Light rail station in Charlotte, North Carolina

Carson is a light rail station in Charlotte, North Carolina. The at-grade dual side platforms are a stop along the Lynx Blue Line and serves the South End neighborhood.

==Location==
The station is located next to Carson Boulevard and is accessible by sidewalk and the Charlotte Rail Trail. The immediate area features multi-level apartments and offices, with the Arlington (the pink building) and Dowd YMCA located nearby.

==History==
The station officially opened for service on Saturday, November 24, 2007, and as part of its opening celebration fares were not collected.
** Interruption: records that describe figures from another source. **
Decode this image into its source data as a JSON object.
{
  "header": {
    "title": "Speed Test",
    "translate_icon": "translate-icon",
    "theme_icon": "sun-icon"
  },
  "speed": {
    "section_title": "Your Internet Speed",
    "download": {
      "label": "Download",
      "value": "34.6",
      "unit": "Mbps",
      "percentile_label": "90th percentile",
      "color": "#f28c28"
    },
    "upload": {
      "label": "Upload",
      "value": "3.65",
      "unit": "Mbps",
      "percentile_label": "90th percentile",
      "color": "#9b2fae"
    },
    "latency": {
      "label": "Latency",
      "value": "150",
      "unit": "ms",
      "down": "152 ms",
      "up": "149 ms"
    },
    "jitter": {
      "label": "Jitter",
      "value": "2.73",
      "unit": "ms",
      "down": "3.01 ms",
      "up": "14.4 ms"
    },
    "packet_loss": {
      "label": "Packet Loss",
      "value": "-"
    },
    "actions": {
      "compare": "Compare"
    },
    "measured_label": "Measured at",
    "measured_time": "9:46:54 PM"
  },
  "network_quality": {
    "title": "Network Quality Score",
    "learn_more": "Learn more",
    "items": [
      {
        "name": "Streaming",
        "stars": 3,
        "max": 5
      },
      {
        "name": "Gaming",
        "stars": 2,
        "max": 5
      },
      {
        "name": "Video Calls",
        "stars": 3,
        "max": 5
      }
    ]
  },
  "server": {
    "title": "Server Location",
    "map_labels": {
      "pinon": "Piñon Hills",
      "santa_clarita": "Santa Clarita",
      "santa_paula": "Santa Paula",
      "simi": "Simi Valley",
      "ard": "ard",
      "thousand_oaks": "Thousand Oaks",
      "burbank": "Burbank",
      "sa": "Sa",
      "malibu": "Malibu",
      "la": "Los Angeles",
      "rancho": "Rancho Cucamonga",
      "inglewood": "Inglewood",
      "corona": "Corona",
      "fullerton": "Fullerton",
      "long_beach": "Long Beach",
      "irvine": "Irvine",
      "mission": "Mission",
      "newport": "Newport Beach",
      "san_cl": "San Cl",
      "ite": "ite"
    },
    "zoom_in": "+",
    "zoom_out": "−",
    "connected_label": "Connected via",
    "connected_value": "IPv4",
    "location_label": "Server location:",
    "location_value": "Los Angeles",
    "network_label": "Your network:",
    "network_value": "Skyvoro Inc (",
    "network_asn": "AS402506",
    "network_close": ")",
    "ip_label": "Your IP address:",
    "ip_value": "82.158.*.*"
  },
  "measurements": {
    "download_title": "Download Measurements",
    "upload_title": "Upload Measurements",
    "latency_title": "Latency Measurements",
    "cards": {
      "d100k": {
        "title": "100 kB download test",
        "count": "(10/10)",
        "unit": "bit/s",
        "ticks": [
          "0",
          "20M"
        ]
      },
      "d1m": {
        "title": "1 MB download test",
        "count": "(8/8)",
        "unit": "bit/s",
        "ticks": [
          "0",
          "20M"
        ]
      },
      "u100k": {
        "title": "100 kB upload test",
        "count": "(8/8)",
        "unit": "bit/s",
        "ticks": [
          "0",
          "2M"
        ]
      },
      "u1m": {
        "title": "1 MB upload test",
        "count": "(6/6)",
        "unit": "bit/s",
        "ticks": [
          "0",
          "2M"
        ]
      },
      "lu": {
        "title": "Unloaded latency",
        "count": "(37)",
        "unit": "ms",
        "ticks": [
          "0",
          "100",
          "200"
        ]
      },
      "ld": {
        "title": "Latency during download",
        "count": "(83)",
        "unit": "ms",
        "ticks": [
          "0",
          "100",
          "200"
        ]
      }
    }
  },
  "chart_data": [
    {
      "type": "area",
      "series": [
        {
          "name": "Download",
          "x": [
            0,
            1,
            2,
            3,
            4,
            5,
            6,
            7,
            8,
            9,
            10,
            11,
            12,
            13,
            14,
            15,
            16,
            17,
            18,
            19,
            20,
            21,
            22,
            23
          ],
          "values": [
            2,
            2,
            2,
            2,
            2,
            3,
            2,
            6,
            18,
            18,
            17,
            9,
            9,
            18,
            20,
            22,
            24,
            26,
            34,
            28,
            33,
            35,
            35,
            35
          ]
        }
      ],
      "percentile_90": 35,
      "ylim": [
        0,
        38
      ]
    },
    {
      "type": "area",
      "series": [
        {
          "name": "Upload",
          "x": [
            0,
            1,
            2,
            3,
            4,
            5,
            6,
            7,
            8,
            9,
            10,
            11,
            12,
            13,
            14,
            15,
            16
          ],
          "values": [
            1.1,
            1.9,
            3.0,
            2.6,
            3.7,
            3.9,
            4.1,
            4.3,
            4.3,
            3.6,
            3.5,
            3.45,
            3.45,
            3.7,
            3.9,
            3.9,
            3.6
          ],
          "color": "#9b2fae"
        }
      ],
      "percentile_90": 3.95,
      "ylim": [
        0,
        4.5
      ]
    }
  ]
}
Regular service with fare collection commenced on Monday, November 26, 2007.

== Station layout ==
The station consists of two side platforms, both of which includes a low-level area for heritage streetcars, and six covered waiting areas; other amenities include ticket vending machines, emergency call box, and bicycle racks. The station also features several art installations including a drinking fountain basin designed to look like dogwood, the North Carolina state flower, by Nancy Blum. Bas-reliefs entitled Hornbeam, by Alice Adams. Gold nugget motifs on both the pavers and shelters, which pay homage to the mid-19th century North Carolina gold rush, by Leticia Huerta; and track fencing with magnolia leaves, by Shaun Cassidy.